I'm guessing the "apes are too close" complaint is meant to refer to it being harder for people to let go of the emotional connotations they read into ape studies. Brian has commented repeatedly on Laelaps Mk. 1 about the problem of authors assuming chimpanzees represent human ancestors, rather than a specialised species in their own right that has probably evolved its own autapomorphic features. Jolly was warning that extinct hominids have to be interpreted in relation to their own environment, not as "part-way" to humans. There may also be an element of phylogenetic contingency evolved - establishing that a feature really did evolve in response to environmental factor X rather than being retained from a common ancestor.

The emotional factor is perhaps not so much of a problem when dealing with other species, but for some reason studies involving the hairless bipedal monkeys attract a lot of emotional connotation.

Thanks for the comments; like both of you pointed out, I don't think the African apes should be disregarded because they're "too close" but we need to be aware out subjective bias when studying them as well.
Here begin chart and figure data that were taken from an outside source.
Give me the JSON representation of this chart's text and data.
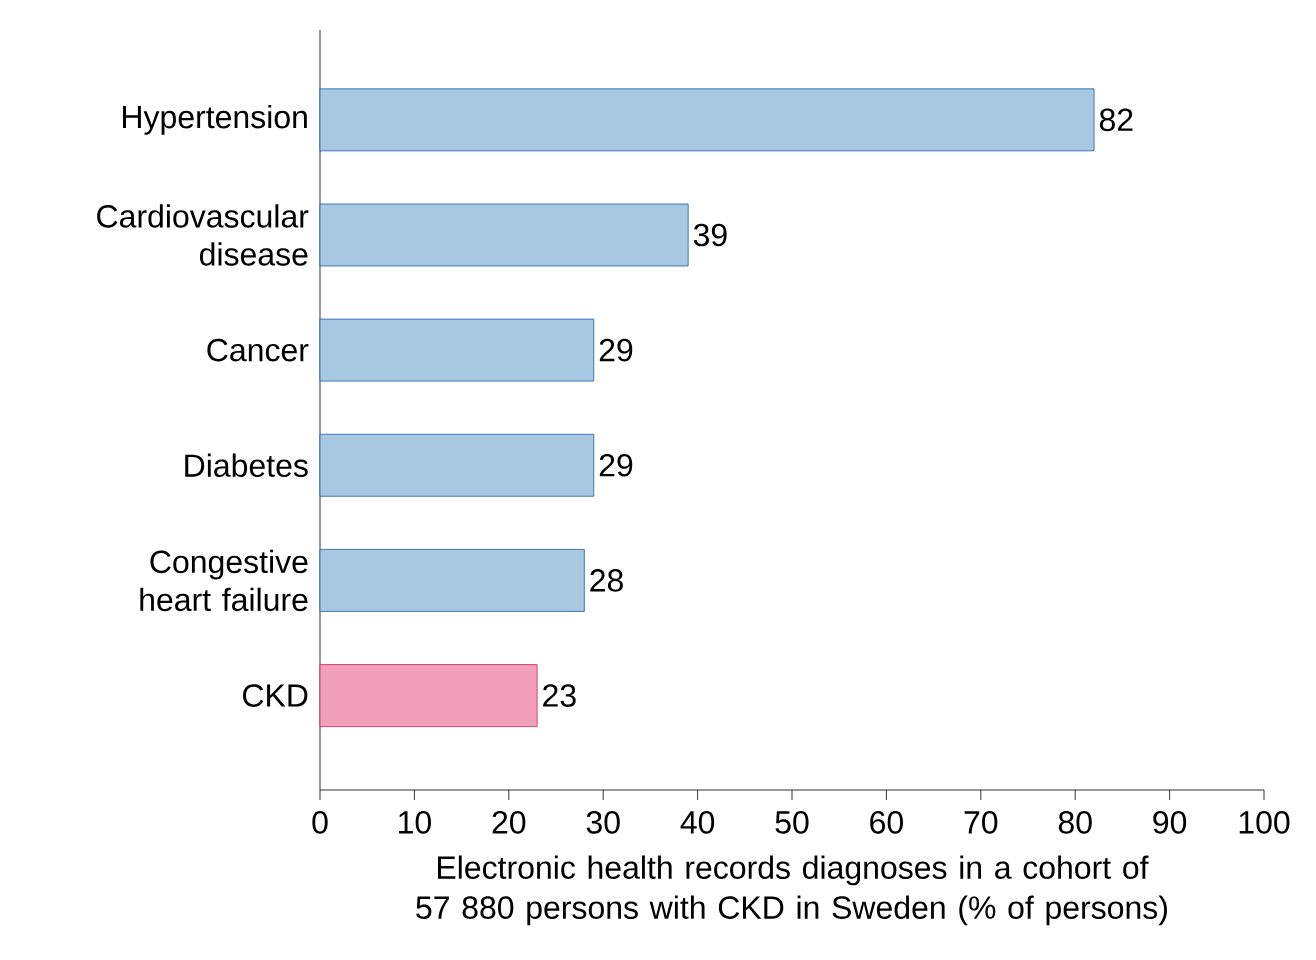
{
  "chart_data": {
    "type": "bar",
    "orientation": "horizontal",
    "xlabel": "Electronic health records diagnoses in a cohort of 57 880 persons with CKD in Sweden (% of persons)",
    "categories": [
      "Hypertension",
      "Cardiovascular disease",
      "Cancer",
      "Diabetes",
      "Congestive heart failure",
      "CKD"
    ],
    "values": [
      82,
      39,
      29,
      29,
      28,
      23
    ],
    "colors": [
      "#a8c8e2",
      "#a8c8e2",
      "#a8c8e2",
      "#a8c8e2",
      "#a8c8e2",
      "#f19fbb"
    ],
    "xlim": [
      0,
      100
    ],
    "xticks": [
      0,
      10,
      20,
      30,
      40,
      50,
      60,
      70,
      80,
      90,
      100
    ],
    "data_labels": true
  }
}
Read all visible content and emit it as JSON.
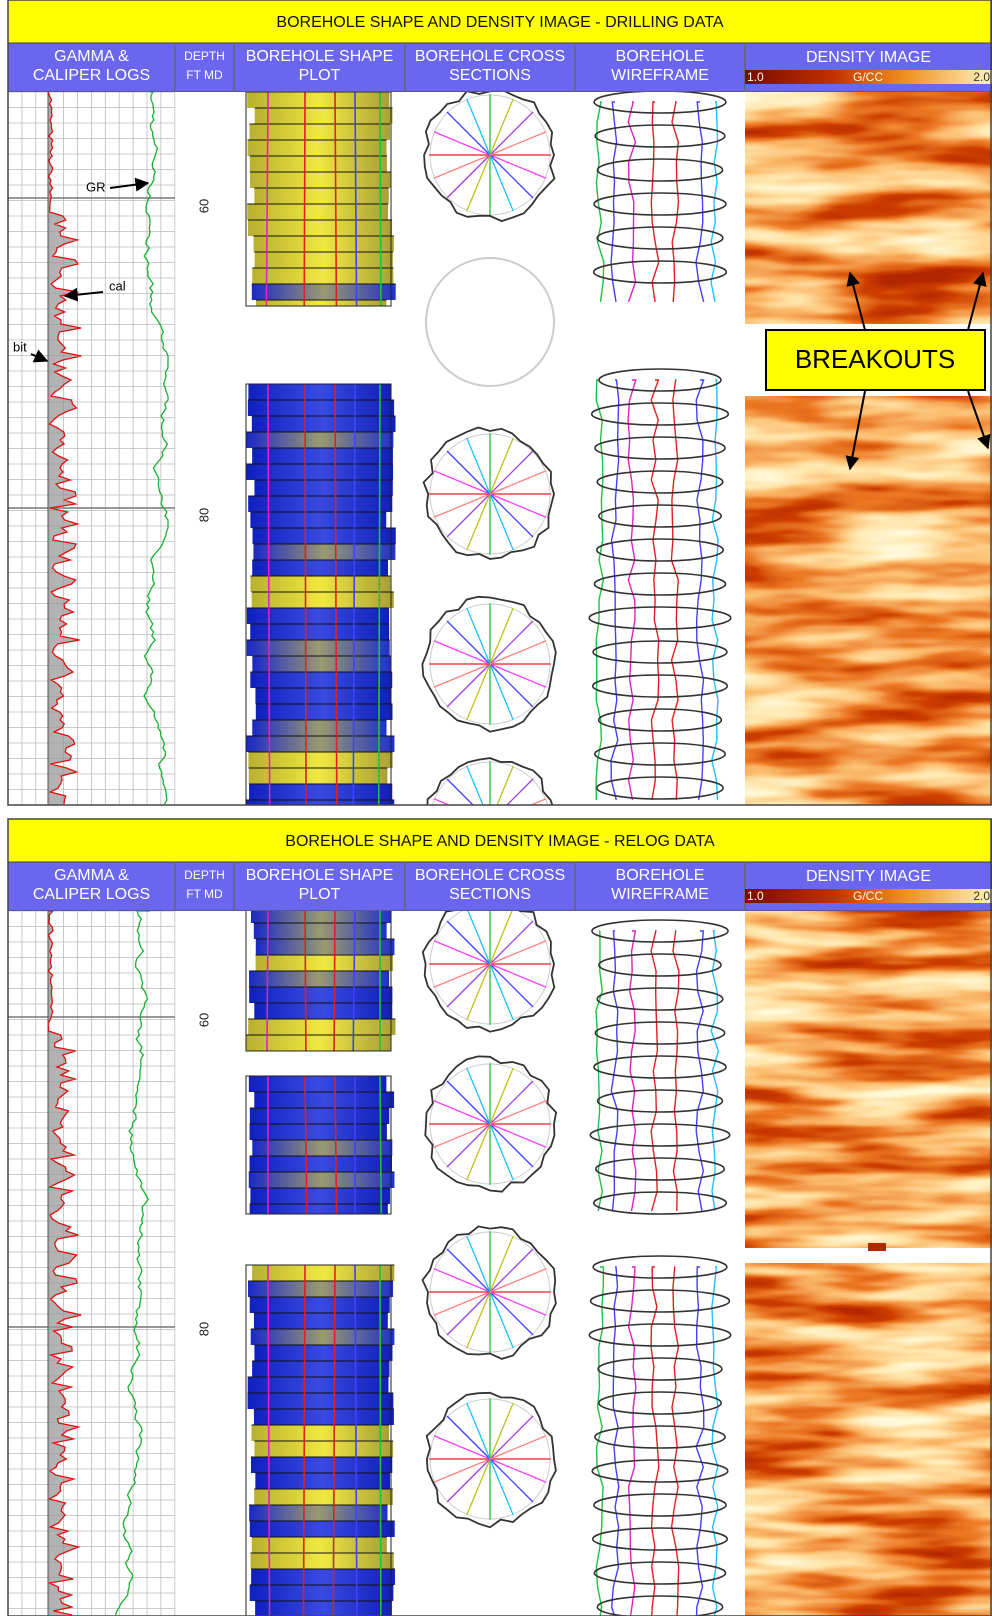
{
  "panels": [
    {
      "title": "BOREHOLE SHAPE AND DENSITY IMAGE - DRILLING DATA",
      "columns": [
        [
          "GAMMA &",
          "CALIPER LOGS"
        ],
        [
          "DEPTH",
          "FT MD"
        ],
        [
          "BOREHOLE SHAPE",
          "PLOT"
        ],
        [
          "BOREHOLE CROSS",
          "SECTIONS"
        ],
        [
          "BOREHOLE",
          "WIREFRAME"
        ],
        [
          "DENSITY IMAGE"
        ]
      ],
      "density_scale": [
        "1.0",
        "G/CC",
        "2.0"
      ],
      "depths": [
        "60",
        "80"
      ],
      "annotations": [
        "GR",
        "cal",
        "bit",
        "BREAKOUTS"
      ]
    },
    {
      "title": "BOREHOLE SHAPE AND DENSITY IMAGE - RELOG DATA",
      "columns": [
        [
          "GAMMA &",
          "CALIPER LOGS"
        ],
        [
          "DEPTH",
          "FT MD"
        ],
        [
          "BOREHOLE SHAPE",
          "PLOT"
        ],
        [
          "BOREHOLE CROSS",
          "SECTIONS"
        ],
        [
          "BOREHOLE",
          "WIREFRAME"
        ],
        [
          "DENSITY IMAGE"
        ]
      ],
      "density_scale": [
        "1.0",
        "G/CC",
        "2.0"
      ],
      "depths": [
        "60",
        "80"
      ]
    }
  ]
}
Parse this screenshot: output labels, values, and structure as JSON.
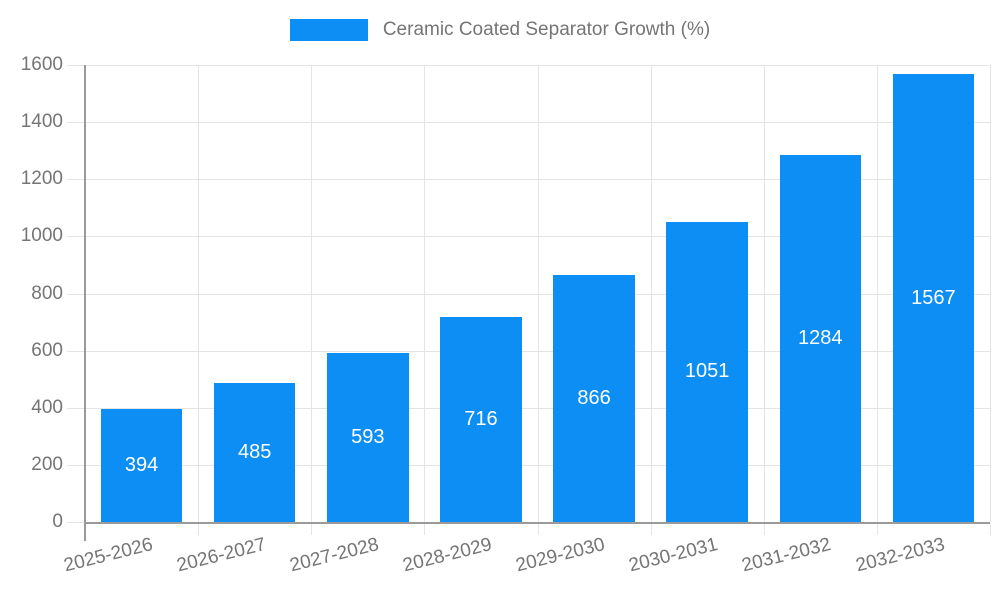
{
  "chart_data": {
    "type": "bar",
    "title": "",
    "legend": "Ceramic Coated Separator Growth (%)",
    "categories": [
      "2025-2026",
      "2026-2027",
      "2027-2028",
      "2028-2029",
      "2029-2030",
      "2030-2031",
      "2031-2032",
      "2032-2033"
    ],
    "values": [
      394,
      485,
      593,
      716,
      866,
      1051,
      1284,
      1567
    ],
    "xlabel": "",
    "ylabel": "",
    "ylim": [
      0,
      1600
    ],
    "ytick_step": 200,
    "yticks": [
      0,
      200,
      400,
      600,
      800,
      1000,
      1200,
      1400,
      1600
    ],
    "grid": true,
    "legend_position": "top-center",
    "bar_value_labels_inside": true,
    "colors": {
      "bar": "#0d8ef4",
      "grid": "#e4e4e4",
      "axis": "#9a9a9a",
      "text": "#757575",
      "value_label": "#ffffff",
      "background": "#ffffff"
    }
  }
}
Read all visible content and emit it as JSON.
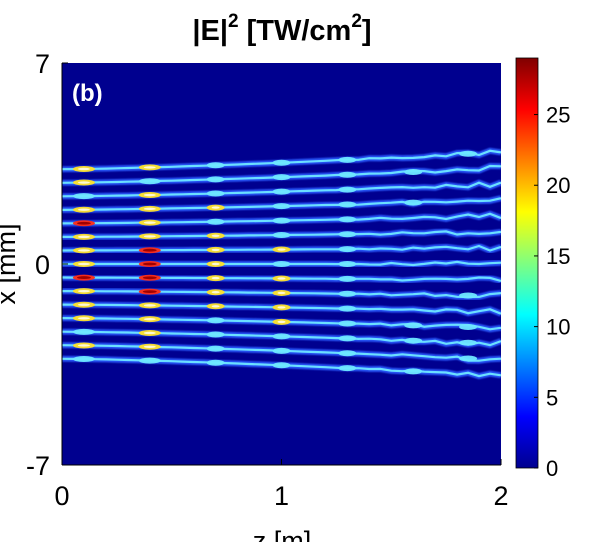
{
  "chart_data": {
    "type": "heatmap",
    "title": "|E|² [TW/cm²]",
    "title_parts": {
      "base": "|E|",
      "exp1": "2",
      "mid": " [TW/cm",
      "exp2": "2",
      "end": "]"
    },
    "panel_label": "(b)",
    "xlabel": "z [m]",
    "ylabel": "x [mm]",
    "xlim": [
      0,
      2
    ],
    "ylim": [
      -7,
      7
    ],
    "x_ticks": [
      0,
      1,
      2
    ],
    "x_tick_labels": [
      "0",
      "1",
      "2"
    ],
    "y_ticks": [
      -7,
      0,
      7
    ],
    "y_tick_labels": [
      "-7",
      "0",
      "7"
    ],
    "colorbar": {
      "colormap": "jet",
      "range": [
        0,
        29
      ],
      "ticks": [
        0,
        5,
        10,
        15,
        20,
        25
      ],
      "tick_labels": [
        "0",
        "5",
        "10",
        "15",
        "20",
        "25"
      ]
    },
    "filaments": {
      "count": 15,
      "x_start_range_mm": [
        -3.3,
        3.3
      ],
      "x_end_range_mm": [
        -3.9,
        3.9
      ],
      "hotspot_z_m": [
        0.1,
        0.4,
        0.7,
        1.0,
        1.3,
        1.6,
        1.85
      ],
      "peak_intensity": 29
    },
    "background_color": "#00008f"
  }
}
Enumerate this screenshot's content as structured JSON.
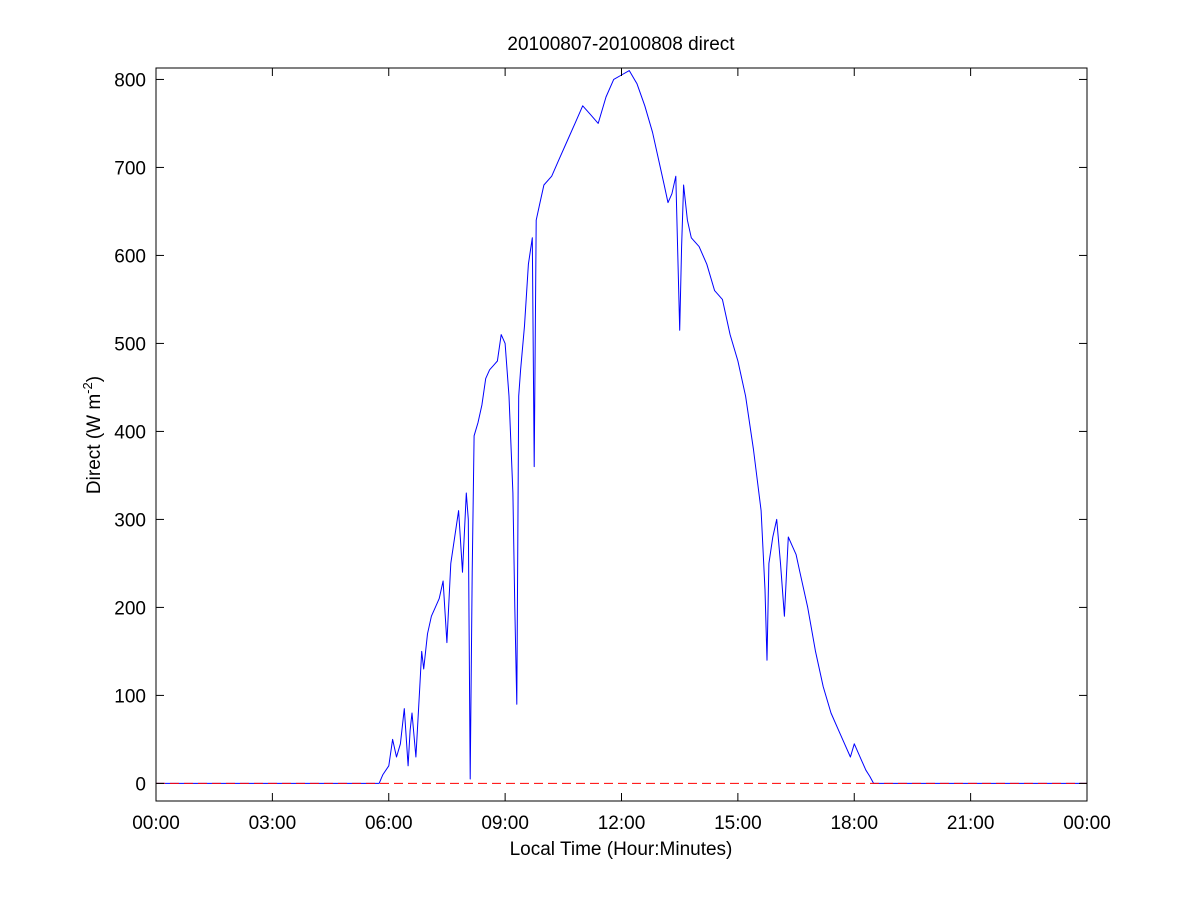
{
  "chart_data": {
    "type": "line",
    "title": "20100807-20100808 direct",
    "xlabel": "Local Time (Hour:Minutes)",
    "ylabel_main": "Direct (W m",
    "ylabel_exp": "-2",
    "ylabel_close": ")",
    "x_unit": "hours",
    "xlim": [
      0,
      24
    ],
    "ylim": [
      -20,
      813
    ],
    "x_tick_values": [
      0,
      3,
      6,
      9,
      12,
      15,
      18,
      21,
      24
    ],
    "x_tick_labels": [
      "00:00",
      "03:00",
      "06:00",
      "09:00",
      "12:00",
      "15:00",
      "18:00",
      "21:00",
      "00:00"
    ],
    "y_tick_values": [
      0,
      100,
      200,
      300,
      400,
      500,
      600,
      700,
      800
    ],
    "y_tick_labels": [
      "0",
      "100",
      "200",
      "300",
      "400",
      "500",
      "600",
      "700",
      "800"
    ],
    "grid": false,
    "series": [
      {
        "color": "#0000ff",
        "style": "solid",
        "x": [
          0,
          5.75,
          5.85,
          6.0,
          6.1,
          6.2,
          6.3,
          6.4,
          6.5,
          6.55,
          6.6,
          6.7,
          6.8,
          6.85,
          6.9,
          7.0,
          7.1,
          7.2,
          7.3,
          7.4,
          7.5,
          7.6,
          7.7,
          7.8,
          7.9,
          8.0,
          8.05,
          8.1,
          8.15,
          8.2,
          8.3,
          8.4,
          8.5,
          8.6,
          8.7,
          8.8,
          8.9,
          9.0,
          9.1,
          9.2,
          9.25,
          9.3,
          9.35,
          9.4,
          9.5,
          9.6,
          9.7,
          9.75,
          9.8,
          9.9,
          10.0,
          10.2,
          10.4,
          10.6,
          10.8,
          11.0,
          11.2,
          11.4,
          11.6,
          11.8,
          12.0,
          12.2,
          12.4,
          12.6,
          12.8,
          13.0,
          13.1,
          13.2,
          13.3,
          13.4,
          13.5,
          13.55,
          13.6,
          13.7,
          13.8,
          14.0,
          14.2,
          14.4,
          14.6,
          14.8,
          15.0,
          15.2,
          15.4,
          15.6,
          15.7,
          15.75,
          15.8,
          15.9,
          16.0,
          16.1,
          16.2,
          16.3,
          16.4,
          16.5,
          16.6,
          16.8,
          17.0,
          17.2,
          17.4,
          17.6,
          17.8,
          17.9,
          18.0,
          18.1,
          18.2,
          18.3,
          18.4,
          18.5,
          18.6,
          24
        ],
        "y": [
          0,
          0,
          10,
          20,
          50,
          30,
          45,
          85,
          20,
          60,
          80,
          30,
          110,
          150,
          130,
          170,
          190,
          200,
          210,
          230,
          160,
          250,
          280,
          310,
          240,
          330,
          300,
          5,
          240,
          395,
          410,
          430,
          460,
          470,
          475,
          480,
          510,
          500,
          440,
          330,
          200,
          90,
          440,
          470,
          520,
          590,
          620,
          360,
          640,
          660,
          680,
          690,
          710,
          730,
          750,
          770,
          760,
          750,
          780,
          800,
          805,
          810,
          795,
          770,
          740,
          700,
          680,
          660,
          670,
          690,
          515,
          610,
          680,
          640,
          620,
          610,
          590,
          560,
          550,
          510,
          480,
          440,
          380,
          310,
          220,
          140,
          250,
          280,
          300,
          250,
          190,
          280,
          270,
          260,
          240,
          200,
          150,
          110,
          80,
          60,
          40,
          30,
          45,
          35,
          25,
          15,
          8,
          0,
          0,
          0
        ]
      },
      {
        "color": "#ff0000",
        "style": "dashed",
        "x": [
          0,
          24
        ],
        "y": [
          0,
          0
        ]
      }
    ]
  }
}
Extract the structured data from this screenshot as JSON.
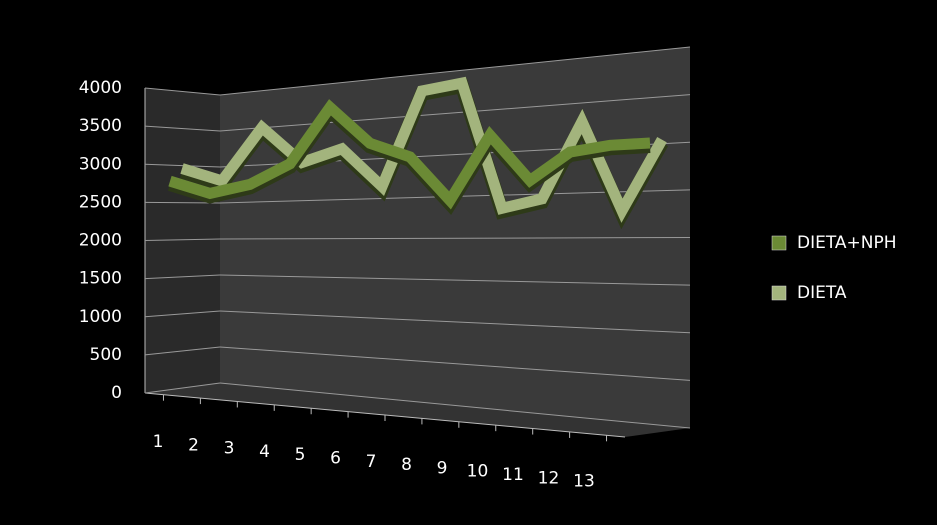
{
  "chart_data": {
    "type": "line3d",
    "categories": [
      "1",
      "2",
      "3",
      "4",
      "5",
      "6",
      "7",
      "8",
      "9",
      "10",
      "11",
      "12",
      "13"
    ],
    "series": [
      {
        "name": "DIETA+NPH",
        "color": "#6b8a35",
        "values": [
          2950,
          2750,
          2850,
          3100,
          3800,
          3300,
          3100,
          2550,
          3300,
          2750,
          3050,
          3100,
          3100
        ]
      },
      {
        "name": "DIETA",
        "color": "#a3b47d",
        "values": [
          2950,
          2750,
          3450,
          2950,
          3100,
          2600,
          3750,
          3800,
          2300,
          2400,
          3250,
          2250,
          3000
        ]
      }
    ],
    "ylim": [
      0,
      4000
    ],
    "yticks": [
      0,
      500,
      1000,
      1500,
      2000,
      2500,
      3000,
      3500,
      4000
    ],
    "grid": true,
    "legend": "right"
  }
}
As Jolly pointed out, the approach all too often is determining how "human" a taxa is (either extinct or extant) rather than seeing it in its own context. This can probably best be seen with the bonobo today, some people using the hyper-sexual behavior of the chimpanzee-relatives to suggest that humans could have made love instead of war. This seems like a post hoc type of moral argument to me, however, and being that we didn't evolve from bonobos (or chimpanzees, for that matter) we can't say that we were more like them than a more violent species.